EKBIS.CO, JAKARTA -- Badan Pusat Statistik (BPS) mengumumkan, neraca perdagangan pada Oktober surplus sebesar 3,61 miliar dolar AS. Angka itu merupakan yang tertinggi sepanjang 2020.
Pengamat Ekonomi Indef Bhima Yudistira menilai, surplus tersebut sesuai prediksi. Hal itu melihat masih rendahnya permintaan bahan baku industri di dalam negeri.
"Impor bahan baku yang turun 5 persen dibandingkan September 2020 atau minus 415,7 juta dolar AS mencerminkan produsen masih menahan kenaikan produksi karena daya beli konsumen masih turun. Data ini sejalan dengan indeks penjualan riil BI yang terkontraksi 8,7 persen pada September," ujarnya kepada Republika, Senin (16/11).
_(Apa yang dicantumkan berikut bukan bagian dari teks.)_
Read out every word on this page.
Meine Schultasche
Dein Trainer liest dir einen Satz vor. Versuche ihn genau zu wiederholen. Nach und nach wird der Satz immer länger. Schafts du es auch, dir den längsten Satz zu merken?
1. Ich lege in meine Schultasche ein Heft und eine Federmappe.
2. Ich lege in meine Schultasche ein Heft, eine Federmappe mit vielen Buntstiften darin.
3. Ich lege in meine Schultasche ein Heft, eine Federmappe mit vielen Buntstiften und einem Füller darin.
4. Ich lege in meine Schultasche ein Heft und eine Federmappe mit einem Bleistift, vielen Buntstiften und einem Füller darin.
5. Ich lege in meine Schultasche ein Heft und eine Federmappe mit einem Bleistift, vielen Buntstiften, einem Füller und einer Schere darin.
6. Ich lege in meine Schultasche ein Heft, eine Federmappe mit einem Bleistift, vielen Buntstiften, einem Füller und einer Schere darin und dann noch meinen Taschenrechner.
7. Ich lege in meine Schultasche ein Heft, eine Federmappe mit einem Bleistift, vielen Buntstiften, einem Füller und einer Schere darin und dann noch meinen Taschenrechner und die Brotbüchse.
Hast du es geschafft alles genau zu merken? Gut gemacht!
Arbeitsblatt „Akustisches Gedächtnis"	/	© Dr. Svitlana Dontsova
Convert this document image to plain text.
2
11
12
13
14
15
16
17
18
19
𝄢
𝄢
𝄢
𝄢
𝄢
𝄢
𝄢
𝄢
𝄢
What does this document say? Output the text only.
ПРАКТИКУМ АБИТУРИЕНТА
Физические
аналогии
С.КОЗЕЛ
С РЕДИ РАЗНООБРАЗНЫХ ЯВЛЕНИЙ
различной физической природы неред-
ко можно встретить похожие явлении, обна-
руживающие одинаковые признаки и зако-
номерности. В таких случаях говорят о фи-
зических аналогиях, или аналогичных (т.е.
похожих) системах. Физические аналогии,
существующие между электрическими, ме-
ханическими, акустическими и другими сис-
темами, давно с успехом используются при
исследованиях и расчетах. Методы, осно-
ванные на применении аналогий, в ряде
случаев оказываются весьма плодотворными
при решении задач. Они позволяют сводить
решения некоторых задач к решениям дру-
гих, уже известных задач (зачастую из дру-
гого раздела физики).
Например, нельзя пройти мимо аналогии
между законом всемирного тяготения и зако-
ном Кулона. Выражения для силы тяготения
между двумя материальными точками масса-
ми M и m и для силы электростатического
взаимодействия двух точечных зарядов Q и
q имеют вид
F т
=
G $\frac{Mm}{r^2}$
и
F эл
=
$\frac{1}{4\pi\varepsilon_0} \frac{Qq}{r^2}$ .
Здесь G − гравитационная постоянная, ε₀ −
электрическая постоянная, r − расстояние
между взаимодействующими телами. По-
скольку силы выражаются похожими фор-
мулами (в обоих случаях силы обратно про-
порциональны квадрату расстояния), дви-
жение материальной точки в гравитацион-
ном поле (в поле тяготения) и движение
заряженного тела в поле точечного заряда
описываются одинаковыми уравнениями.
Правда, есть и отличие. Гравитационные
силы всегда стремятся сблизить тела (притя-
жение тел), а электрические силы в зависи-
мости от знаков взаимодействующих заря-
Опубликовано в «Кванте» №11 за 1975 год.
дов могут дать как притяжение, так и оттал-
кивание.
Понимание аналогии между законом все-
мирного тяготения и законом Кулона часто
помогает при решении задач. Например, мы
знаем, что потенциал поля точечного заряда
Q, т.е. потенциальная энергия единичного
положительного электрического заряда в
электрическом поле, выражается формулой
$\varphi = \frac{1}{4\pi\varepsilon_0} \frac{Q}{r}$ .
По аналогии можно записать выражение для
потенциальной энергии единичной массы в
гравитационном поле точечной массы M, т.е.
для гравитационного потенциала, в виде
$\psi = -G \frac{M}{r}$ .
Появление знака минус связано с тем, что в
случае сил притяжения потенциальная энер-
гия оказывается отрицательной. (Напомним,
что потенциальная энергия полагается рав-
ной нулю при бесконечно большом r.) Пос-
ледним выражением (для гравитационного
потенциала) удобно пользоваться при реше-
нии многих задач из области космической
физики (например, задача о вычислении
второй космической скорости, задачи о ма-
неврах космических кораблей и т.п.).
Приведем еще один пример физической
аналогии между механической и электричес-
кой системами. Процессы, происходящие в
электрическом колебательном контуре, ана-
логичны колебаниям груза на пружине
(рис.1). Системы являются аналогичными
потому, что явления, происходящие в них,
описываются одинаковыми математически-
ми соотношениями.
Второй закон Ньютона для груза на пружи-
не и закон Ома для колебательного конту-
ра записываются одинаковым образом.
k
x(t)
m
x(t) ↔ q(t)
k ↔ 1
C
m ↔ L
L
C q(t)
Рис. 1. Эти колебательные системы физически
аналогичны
Indeks keyakinan konsumen pun, kata dia, masih menurun dari 83,4 menjadi 79 pada Oktober. Dirinya menuturkan, selama konsumen kelas menengah dan atas tahan belanja maka industri tidak berani menambah stok pasokan bahan baku termasuk bahan baku impor.
Selain itu, lanjutnya, dari sisi impor barang konsumsi negatif atau minus 7,58 persen dibanding bulan sebelumnya. "Padahal pelaku usaha kan biasanya stok impor barang konsumsi untuk mempersiapkan Harbolnas 11/11 pada bulan berikutnya. Penjualan lewat e-commerce meskipun naik tapi belum bisa mengimbangi penurunan tajam pada ritel konvensional. Ini berarti konsumsi memang belum pulih," jelas dia.
Sementara dari kinerja ekspor nonmigas, kata di, ada kenaikan 3,54 persen secara month to month (mtm). Ekspor didukung oleh perbaikan permintaan di China yang naik 8,9 persen dibanding bulan sebelumnya. Porsi ekspor ke China juga merangkak menjadi 18,6 persen dari total ekspor. Sementara di ASEAN terjadi pembalikan arah dengan pertumbuhan kinerja ekspor yang positif 8,45 persen.
"Ini kabar baiknya ada pemulihan ekspor yang lebih cepat, meskipun tetap perlu dicermati, surplus masih disebabkan impor yang menurun cukup dalam karena aktivitas didalam negeri belum pulih. Kita berharap ada perbaikan kualitas surplus perdagangan pada akhir tahun tersisa," ujar Bhima.